I was talking to my dying friend today. Once again, she said she wants information about exactly how she’s going to go, and her doctors won’t tell her. “Didn’t you get that stuff I emailed you?” I said. But then I remembered she has trouble reading now.
So I said as soon as I get back from Netroots Nation, I’ll bring her some printouts and read them to her. “It’s not pretty,” I said, hesitant.
“I know,” she said. “I just want to know.”

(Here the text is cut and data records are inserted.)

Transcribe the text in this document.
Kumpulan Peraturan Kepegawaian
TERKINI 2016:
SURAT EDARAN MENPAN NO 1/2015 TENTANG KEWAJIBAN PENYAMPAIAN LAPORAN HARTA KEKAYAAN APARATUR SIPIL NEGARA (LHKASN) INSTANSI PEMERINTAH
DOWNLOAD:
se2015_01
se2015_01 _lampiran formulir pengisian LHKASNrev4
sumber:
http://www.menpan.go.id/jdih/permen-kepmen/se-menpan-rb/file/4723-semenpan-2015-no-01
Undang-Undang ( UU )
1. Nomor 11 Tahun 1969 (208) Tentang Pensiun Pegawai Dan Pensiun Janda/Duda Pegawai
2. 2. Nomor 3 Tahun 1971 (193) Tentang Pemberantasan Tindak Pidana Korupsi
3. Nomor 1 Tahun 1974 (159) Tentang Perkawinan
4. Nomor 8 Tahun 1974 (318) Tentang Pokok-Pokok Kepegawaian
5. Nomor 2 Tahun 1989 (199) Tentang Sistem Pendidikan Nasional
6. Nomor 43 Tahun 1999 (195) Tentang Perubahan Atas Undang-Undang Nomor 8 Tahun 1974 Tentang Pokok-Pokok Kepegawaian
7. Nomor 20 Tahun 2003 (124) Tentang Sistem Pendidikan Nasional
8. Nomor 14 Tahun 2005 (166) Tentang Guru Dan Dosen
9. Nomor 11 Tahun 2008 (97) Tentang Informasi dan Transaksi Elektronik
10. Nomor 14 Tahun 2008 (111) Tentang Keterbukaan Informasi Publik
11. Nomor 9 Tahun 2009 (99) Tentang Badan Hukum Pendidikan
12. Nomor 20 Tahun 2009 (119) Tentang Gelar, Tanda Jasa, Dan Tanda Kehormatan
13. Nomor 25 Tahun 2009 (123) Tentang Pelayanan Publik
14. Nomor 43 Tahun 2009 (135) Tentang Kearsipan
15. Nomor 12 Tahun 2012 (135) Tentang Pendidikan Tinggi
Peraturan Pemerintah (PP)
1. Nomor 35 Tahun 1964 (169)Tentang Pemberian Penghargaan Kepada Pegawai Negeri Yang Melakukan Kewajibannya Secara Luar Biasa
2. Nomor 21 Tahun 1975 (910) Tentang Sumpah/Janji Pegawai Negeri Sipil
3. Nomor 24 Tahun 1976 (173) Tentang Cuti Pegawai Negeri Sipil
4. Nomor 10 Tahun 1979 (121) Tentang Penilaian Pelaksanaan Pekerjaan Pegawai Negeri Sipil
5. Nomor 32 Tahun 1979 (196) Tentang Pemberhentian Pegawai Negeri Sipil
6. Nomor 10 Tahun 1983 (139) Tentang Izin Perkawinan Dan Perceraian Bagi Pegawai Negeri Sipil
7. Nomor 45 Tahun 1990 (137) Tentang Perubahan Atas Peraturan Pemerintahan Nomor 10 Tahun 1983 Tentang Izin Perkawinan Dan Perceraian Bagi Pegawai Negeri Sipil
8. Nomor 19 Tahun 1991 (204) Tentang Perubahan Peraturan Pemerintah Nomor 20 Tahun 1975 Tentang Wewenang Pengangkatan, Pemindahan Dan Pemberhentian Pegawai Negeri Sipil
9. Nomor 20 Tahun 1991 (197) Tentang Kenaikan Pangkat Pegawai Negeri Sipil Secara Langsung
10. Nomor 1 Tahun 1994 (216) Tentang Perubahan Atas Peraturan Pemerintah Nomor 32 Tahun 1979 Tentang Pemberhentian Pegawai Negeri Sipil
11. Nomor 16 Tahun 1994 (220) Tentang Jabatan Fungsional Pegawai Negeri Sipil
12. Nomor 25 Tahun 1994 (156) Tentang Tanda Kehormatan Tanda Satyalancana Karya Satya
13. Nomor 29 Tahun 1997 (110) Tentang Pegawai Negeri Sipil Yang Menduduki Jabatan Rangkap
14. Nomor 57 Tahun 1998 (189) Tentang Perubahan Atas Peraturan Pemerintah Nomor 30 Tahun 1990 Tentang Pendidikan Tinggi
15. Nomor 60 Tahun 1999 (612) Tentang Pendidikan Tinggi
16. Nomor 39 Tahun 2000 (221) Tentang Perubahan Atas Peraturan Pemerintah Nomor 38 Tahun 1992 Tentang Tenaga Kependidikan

It’ll be a lot better when you’re in hospice, I tell her. They don’t pretend, they answer questions.
“I have this headache that won’t go away, it hurts all the time now.”
“Well, you know: brain tumor,” I said, and we both cracked up.
She speaks so slowly and carefully now, like a stroke victim. When I call her house and get the answering machine, it’s a shock to hear the old outgoing message; she sounds so different.
The nice thing about realizing you’re fucked, we both agreed, is how it frees you up to enjoy the rest of your life. You know? These bastards have fucked up the air, the water, the food and the economy. Our children are screwed, and our children’s children.
Which realization, for some reason, really quiets the monkey chatter in my head. It frees you up so that you can sit and look at a flower, or a sunset. It’s a lot easier to live in the moment, at least some of the time.
My shrink seems happy about this development, since he says my chronic anxiety is from trying to figure out every possible way to avoid a negative outcome. But it’s not for him, it’s for me. Once I had that realization, it’s all been okay since then.
It’s not as if I’m not angry or sad about what these amoral morons have done to our planet; it’s that I’ve acknowledged I have no control whatsoever. I mean, I’m pretty sure my friend (who’s younger than I am) didn’t expect to have a brain tumor, right?
It’s the illusion of control that takes up so much space in our brains. Every time something bad happens, the first thing people want to do is to blame the person it happened to. (Lung cancer? “He smokes, right?”)
It’s pointless. Go look at the sunset, pick a flower. In the vast and infinite expanse of the universe, we’re a speck of dust. Don’t stop trying to make things better, but don’t get so fixated on the outcome that you miss the sunsets.